Hi,
I need to convert my pair-ended libraries into tab (only headers) with "insert size" information in a separate column. Basically, something like this: "read1 read2 interread-distance". Are you aware of a perl/python script to do such a job? I am starting in python world and it is a simple and it will be a good exercise however some help would be appreciate.
Basically, I will have two datasets (multifasta files format txt-like, *.fasta) like this:
DATASET #1
>header_1/1 (this can have different txt)

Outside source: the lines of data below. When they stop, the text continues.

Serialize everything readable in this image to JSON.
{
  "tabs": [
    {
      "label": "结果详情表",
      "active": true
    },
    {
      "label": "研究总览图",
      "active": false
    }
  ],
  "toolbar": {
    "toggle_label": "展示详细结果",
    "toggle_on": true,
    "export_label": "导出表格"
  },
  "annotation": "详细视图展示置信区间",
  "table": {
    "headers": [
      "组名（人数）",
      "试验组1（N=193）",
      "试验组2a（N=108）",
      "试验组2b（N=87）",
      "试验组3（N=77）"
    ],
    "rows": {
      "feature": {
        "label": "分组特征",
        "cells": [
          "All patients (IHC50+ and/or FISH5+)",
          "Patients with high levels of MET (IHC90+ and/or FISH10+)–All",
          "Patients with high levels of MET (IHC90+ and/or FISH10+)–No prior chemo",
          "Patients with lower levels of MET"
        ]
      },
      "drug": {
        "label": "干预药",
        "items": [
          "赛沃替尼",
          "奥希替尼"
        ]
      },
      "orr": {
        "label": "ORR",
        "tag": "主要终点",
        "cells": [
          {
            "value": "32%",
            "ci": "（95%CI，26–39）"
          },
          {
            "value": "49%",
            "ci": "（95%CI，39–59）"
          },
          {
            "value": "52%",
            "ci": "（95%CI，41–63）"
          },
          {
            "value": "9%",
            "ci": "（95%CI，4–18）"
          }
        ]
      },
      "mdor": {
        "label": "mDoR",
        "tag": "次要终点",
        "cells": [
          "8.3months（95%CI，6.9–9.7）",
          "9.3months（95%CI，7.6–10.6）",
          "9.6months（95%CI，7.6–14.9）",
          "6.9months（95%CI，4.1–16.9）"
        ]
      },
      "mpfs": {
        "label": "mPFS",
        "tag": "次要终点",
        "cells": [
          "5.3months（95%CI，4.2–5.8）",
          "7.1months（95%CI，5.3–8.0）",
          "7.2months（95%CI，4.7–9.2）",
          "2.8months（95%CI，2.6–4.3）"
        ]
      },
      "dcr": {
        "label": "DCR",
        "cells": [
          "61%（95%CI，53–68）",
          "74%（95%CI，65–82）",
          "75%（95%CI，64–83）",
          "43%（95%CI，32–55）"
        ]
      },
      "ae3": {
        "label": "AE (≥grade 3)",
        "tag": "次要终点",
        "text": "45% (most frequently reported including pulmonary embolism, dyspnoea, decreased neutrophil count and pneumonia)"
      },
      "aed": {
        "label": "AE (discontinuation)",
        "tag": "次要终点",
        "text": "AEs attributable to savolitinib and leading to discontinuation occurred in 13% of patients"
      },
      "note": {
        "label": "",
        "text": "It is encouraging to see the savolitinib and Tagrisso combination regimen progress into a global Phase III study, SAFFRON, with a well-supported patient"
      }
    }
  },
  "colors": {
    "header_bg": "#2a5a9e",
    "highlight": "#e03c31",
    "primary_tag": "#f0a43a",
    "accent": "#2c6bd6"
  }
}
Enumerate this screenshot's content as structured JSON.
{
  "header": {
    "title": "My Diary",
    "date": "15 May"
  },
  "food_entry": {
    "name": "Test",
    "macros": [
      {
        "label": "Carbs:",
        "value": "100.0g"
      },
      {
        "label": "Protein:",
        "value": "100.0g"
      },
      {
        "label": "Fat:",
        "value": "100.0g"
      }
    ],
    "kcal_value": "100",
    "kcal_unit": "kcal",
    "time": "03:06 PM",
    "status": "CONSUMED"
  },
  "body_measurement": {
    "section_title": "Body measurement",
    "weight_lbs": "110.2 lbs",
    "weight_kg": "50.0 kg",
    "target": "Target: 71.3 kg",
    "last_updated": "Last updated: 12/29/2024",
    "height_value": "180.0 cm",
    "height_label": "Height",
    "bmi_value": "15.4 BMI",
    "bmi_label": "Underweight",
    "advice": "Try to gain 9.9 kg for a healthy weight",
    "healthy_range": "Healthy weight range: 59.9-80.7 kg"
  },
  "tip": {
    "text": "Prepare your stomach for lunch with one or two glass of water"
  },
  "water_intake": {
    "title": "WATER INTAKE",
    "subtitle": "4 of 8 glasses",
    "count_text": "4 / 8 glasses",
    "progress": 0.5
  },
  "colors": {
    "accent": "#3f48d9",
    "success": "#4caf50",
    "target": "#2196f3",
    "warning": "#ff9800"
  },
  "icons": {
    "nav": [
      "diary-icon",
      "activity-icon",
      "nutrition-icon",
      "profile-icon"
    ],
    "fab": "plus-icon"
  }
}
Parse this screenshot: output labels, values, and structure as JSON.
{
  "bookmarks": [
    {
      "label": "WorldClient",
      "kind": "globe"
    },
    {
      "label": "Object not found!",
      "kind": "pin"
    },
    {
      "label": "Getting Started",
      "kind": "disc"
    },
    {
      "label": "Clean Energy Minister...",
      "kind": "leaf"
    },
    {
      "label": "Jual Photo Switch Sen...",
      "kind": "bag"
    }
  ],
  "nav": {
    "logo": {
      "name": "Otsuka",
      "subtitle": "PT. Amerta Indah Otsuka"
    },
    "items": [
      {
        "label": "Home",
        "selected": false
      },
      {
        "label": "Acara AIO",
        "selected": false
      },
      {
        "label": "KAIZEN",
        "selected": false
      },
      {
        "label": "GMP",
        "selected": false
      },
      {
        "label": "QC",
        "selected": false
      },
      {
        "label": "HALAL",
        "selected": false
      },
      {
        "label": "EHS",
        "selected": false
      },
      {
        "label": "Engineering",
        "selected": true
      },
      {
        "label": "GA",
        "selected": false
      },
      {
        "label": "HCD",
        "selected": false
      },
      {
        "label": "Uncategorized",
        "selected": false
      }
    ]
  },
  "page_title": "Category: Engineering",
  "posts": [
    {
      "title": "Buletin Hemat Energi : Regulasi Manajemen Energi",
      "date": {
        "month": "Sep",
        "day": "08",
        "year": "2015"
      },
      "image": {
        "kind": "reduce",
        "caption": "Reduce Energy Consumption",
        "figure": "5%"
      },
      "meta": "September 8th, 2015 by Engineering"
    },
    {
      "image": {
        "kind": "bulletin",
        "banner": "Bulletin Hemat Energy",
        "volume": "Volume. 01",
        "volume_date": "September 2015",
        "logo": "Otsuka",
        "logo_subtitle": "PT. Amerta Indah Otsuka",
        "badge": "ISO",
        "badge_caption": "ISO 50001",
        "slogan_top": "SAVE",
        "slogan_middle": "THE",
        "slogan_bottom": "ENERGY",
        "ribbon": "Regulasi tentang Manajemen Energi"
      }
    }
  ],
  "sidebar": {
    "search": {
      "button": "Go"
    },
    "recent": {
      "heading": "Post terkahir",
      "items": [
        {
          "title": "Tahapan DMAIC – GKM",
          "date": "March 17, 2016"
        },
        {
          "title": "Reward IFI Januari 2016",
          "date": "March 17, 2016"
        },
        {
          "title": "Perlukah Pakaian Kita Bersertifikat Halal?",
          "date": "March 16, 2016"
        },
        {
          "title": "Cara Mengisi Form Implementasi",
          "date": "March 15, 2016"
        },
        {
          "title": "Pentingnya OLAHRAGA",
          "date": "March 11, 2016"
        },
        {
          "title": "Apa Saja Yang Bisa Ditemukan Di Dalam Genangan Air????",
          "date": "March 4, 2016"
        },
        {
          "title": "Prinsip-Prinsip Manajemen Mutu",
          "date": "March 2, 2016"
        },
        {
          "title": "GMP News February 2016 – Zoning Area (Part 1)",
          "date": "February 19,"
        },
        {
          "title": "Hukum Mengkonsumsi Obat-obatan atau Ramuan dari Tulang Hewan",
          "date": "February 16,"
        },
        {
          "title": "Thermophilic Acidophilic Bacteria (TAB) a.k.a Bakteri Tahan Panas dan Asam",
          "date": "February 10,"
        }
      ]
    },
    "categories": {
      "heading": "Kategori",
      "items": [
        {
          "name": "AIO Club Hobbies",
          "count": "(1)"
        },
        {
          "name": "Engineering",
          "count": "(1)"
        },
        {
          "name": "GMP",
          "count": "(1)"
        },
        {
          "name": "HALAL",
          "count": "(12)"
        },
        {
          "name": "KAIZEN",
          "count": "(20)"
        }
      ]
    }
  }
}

CACGGTGGGATCGACCTTTTGCCGCTCGAGGGATTTCTGCACCCTGCCGA
>header_2/1
TGGAACAAGGCCGGCCTGCGCGGCTAGGTGATCAACAAGGGGTTCAACGG
>header_3/1
GCGAAAGCGATACCTGGACTCGCAGAACGAAGACCTGGCCGAAGCGGTGG
>header_4/1
GGTTTAGAACGTCGTGAGACAGTTCGGTCCCTATCTGCCGTGGACGTTTG
DATASET #2
>header_1/2
CACGGTGGGATCGACCTTTTGCCGCTCGAGGGATTTCTGCACCCTGCCGA
>header_2/2
TGGAACAAGGCCGGCCTGCGCGGCTAGGTGATCAACAAGGGGTTCAACGG
>header_3/2
GCGAAAGCGATACCTGGACTCGCAGAACGAAGACCTGGCCGAAGCGGTGG
>header_4/2
GGTTTAGAACGTCGTGAGACAGTTCGGTCCCTATCTGCCGTGGACGTTTG
The only conserved notation is /1 or /2 depending on being dataset1 or 2 (mate-pair reads). The size of the datasets are aroung 5,000,000 header entries but can be more
Additionally, I will have a numeric insert-value input
So, in total I have 3 inputs:
dataset 1
dataset 2
insert value (number)
e.g. perl/python headerextract dataset1 dataset2 [#insert value] output
I want to:
1.extract ">" description from each DATASET like:
header_1/1
header_2/1
header_3/1
header_4/1
and
header_1/2
header_2/2
header_3/2
header_4/2
[to easily extract the headers it can be used grep -e ">" my.fasta since ">" is only in the header line]
2.
print a file (format can be .csv or .txt) with both list of headers (each row with identical header designation only varying in /1 or /2) plus an additional column with insert-value (eg. 300):
header_1/1 header_1/2 300
header_2/2 header_2/2 300
header_3/2 header_3/2 300
header_4/2 header_4/2 300
A real dataset may looks like this:
>ILLUMINA-52179E_0009:5:1:1059:13539#CTTGTA/1
CACGGTGGGATCGACCTTTTGCCGCTCGAGGGATTTCTGCACCCTGCCGA
>ILLUMINA-52179E_0009:5:1:1094:12872#CTTGTA/1
TGGAACAAGGCCGGCCTGCGCGGCTAGGTGATCAACAAGGGGTTCAACGG
>ILLUMINA-52179E_0009:5:1:1106:7745#CTTGTA/1
GCGAAAGCGATACCTGGACTCGCAGAACGAAGACCTGGCCGAAGCGGTGG
>ILLUMINA-52179E_0009:5:1:1108:16460#CTTGTA/1
GGTTTAGAACGTCGTGAGACAGTTCGGTCCCTATCTGCCGTGGACGTTTG
What do the headers look like?
Hi, my read libraries are from illumina, e.g.:
ideally, such script should be something like: perl/python "fa2csv" reads1 reads2 insertsize output. Currently I am looking on how to convert multifasta to csv in a way that in the same row I do have both pairs...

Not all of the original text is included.